SocGen announced that it would propose a cash dividend to shareholders of 90 cents per share, and launch a share buyback of 280 million euros, equivalent to 35 cents per share.

Other key figures reported by the bank included its CET1 ratio, which sat at 13.1% by the end of the year, its reported return on tangible equity for the fourth quarter of 1.7%, and a ratio cost-to-income of 78.3%.

Group CEO Slawomir Krupa said 2023 was a “year of transition and transformation” for the bank, which aims for revenue growth of 5% or higher in 2024.

“BoursoBank’s unique momentum, the strength of our Global Banking and Investor Solutions franchises, the performance of our international banking operations across all sectors, as well as the ability of our new bank in France and Ayvens to deliver unprecedented transformations the function of all the strong proof points on it. our ability to perform at a high level,” Krupa said in a statement.

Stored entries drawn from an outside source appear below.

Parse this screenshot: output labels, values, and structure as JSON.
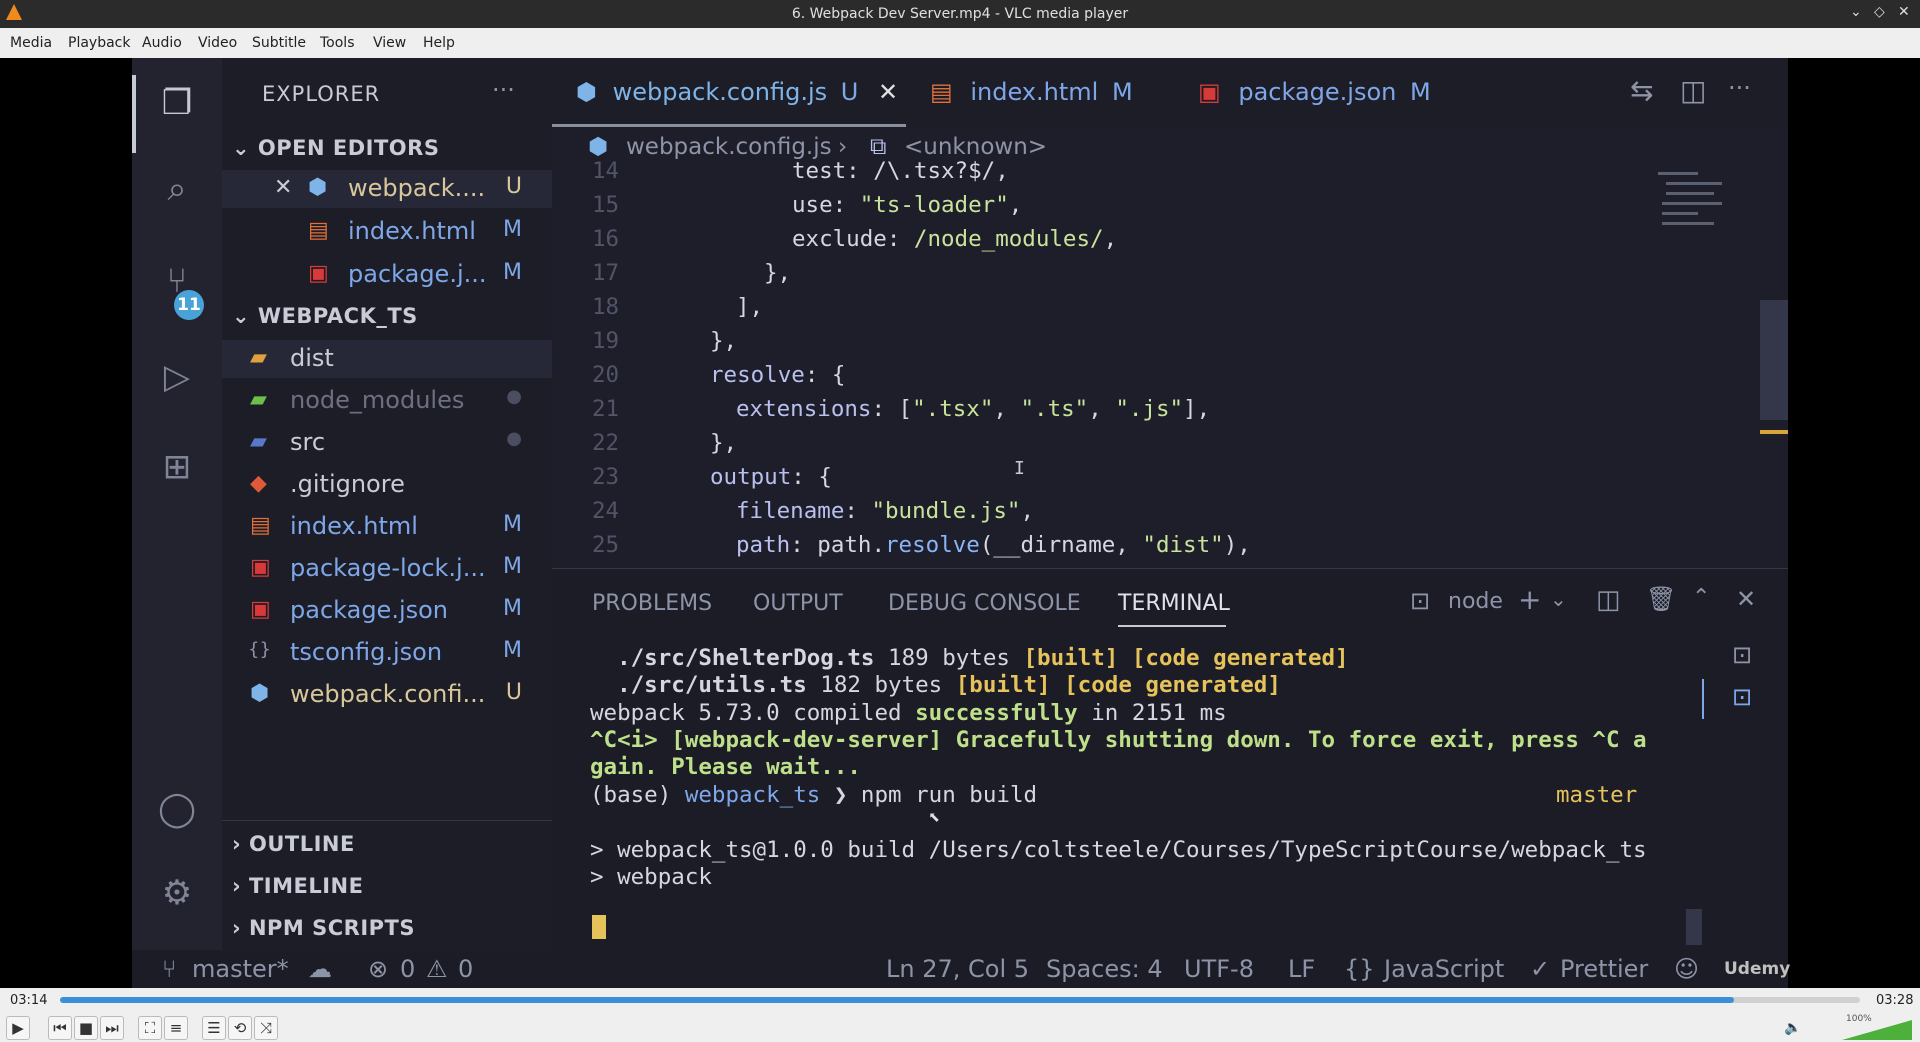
{
  "vlc": {
    "title": "6. Webpack Dev Server.mp4 - VLC media player",
    "menu": [
      "Media",
      "Playback",
      "Audio",
      "Video",
      "Subtitle",
      "Tools",
      "View",
      "Help"
    ],
    "time_elapsed": "03:14",
    "time_total": "03:28",
    "progress": 0.93,
    "volume_label": "100%",
    "watermark": "Udemy"
  },
  "vscode": {
    "explorer_title": "EXPLORER",
    "open_editors_label": "OPEN EDITORS",
    "open_editors": [
      {
        "name": "webpack....",
        "badge": "U"
      },
      {
        "name": "index.html",
        "badge": "M"
      },
      {
        "name": "package.j...",
        "badge": "M"
      }
    ],
    "project_label": "WEBPACK_TS",
    "files": [
      {
        "name": "dist",
        "badge": ""
      },
      {
        "name": "node_modules",
        "badge": "●"
      },
      {
        "name": "src",
        "badge": "●"
      },
      {
        "name": ".gitignore",
        "badge": ""
      },
      {
        "name": "index.html",
        "badge": "M"
      },
      {
        "name": "package-lock.j...",
        "badge": "M"
      },
      {
        "name": "package.json",
        "badge": "M"
      },
      {
        "name": "tsconfig.json",
        "badge": "M"
      },
      {
        "name": "webpack.confi...",
        "badge": "U"
      }
    ],
    "outline_label": "OUTLINE",
    "timeline_label": "TIMELINE",
    "npm_scripts_label": "NPM SCRIPTS",
    "scm_badge": "11",
    "tabs": [
      {
        "name": "webpack.config.js",
        "badge": "U"
      },
      {
        "name": "index.html",
        "badge": "M"
      },
      {
        "name": "package.json",
        "badge": "M"
      }
    ],
    "breadcrumb": [
      "webpack.config.js",
      "<unknown>"
    ],
    "line_numbers": [
      "14",
      "15",
      "16",
      "17",
      "18",
      "19",
      "20",
      "21",
      "22",
      "23",
      "24",
      "25"
    ],
    "panel_tabs": [
      "PROBLEMS",
      "OUTPUT",
      "DEBUG CONSOLE",
      "TERMINAL"
    ],
    "terminal_shell": "node",
    "terminal": {
      "l1_file": "./src/ShelterDog.ts",
      "l1_size": "189 bytes",
      "l1_tags": "[built] [code generated]",
      "l2_file": "./src/utils.ts",
      "l2_size": "182 bytes",
      "l2_tags": "[built] [code generated]",
      "l3_pre": "webpack 5.73.0 compiled ",
      "l3_ok": "successfully",
      "l3_post": " in 2151 ms",
      "l4": "^C<i> [webpack-dev-server] Gracefully shutting down. To force exit, press ^C a",
      "l5": "gain. Please wait...",
      "l6_base": "(base)",
      "l6_dir": "webpack_ts",
      "l6_cmd": "❯ npm run build",
      "l6_branch": "master",
      "l7": "> webpack_ts@1.0.0 build /Users/coltsteele/Courses/TypeScriptCourse/webpack_ts",
      "l8": "> webpack"
    },
    "status": {
      "branch": "master*",
      "errors": "0",
      "warnings": "0",
      "position": "Ln 27, Col 5",
      "spaces": "Spaces: 4",
      "encoding": "UTF-8",
      "eol": "LF",
      "language": "JavaScript",
      "formatter": "Prettier"
    }
  }
}
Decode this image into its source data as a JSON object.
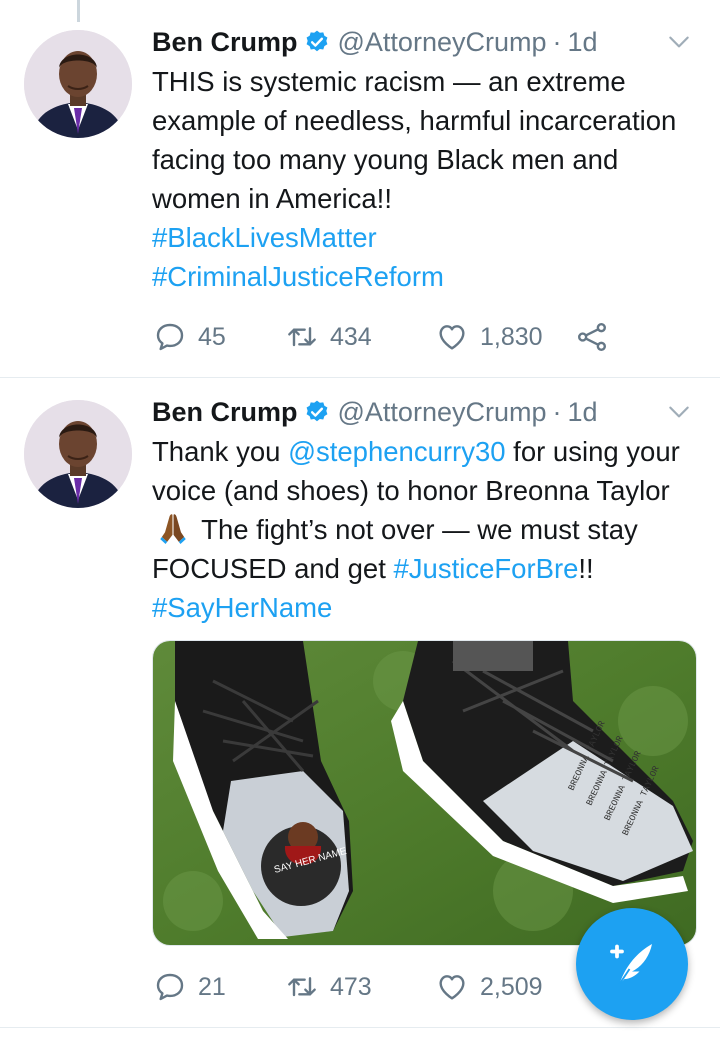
{
  "colors": {
    "accent": "#1da1f2",
    "text": "#14171a",
    "muted": "#657786",
    "divider": "#e6ecf0"
  },
  "tweets": [
    {
      "author": {
        "name": "Ben Crump",
        "handle": "@AttorneyCrump",
        "time": "1d",
        "verified": true
      },
      "text": {
        "body": "THIS is systemic racism — an extreme example of needless, harmful incarceration facing too many young Black men and women in America!!",
        "hashtag1": "#BlackLivesMatter",
        "hashtag2": "#CriminalJusticeReform"
      },
      "stats": {
        "replies": "45",
        "retweets": "434",
        "likes": "1,830"
      }
    },
    {
      "author": {
        "name": "Ben Crump",
        "handle": "@AttorneyCrump",
        "time": "1d",
        "verified": true
      },
      "text": {
        "part1": "Thank you ",
        "mention": "@stephencurry30",
        "part2": " for using your voice (and shoes) to honor Breonna Taylor",
        "emoji": "folded-hands-emoji",
        "part3": " The fight’s not over — we must stay FOCUSED and get ",
        "hashtag1": "#JusticeForBre",
        "part4": "!!",
        "hashtag2": "#SayHerName"
      },
      "media": {
        "shoe_text": "SAY HER NAME"
      },
      "stats": {
        "replies": "21",
        "retweets": "473",
        "likes": "2,509"
      }
    }
  ],
  "compose_button": {
    "icon": "compose-feather-icon"
  }
}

“At the same time, although a sharp decrease in net interest income in the French Retail Bank had a negative impact on 2023 and the increased cost of the LeasePlan integration, it was also characterized by a disciplined management of costs, risks and capital.”

BoursoBank’s online and mobile banking subsidiary was a notable Soc Gen highlight, posting a record quarter for new customer acquisition at 566,000 compared to a year ago. It will bring BoursoBank’s total clients to 5.9 million by the end of 2023.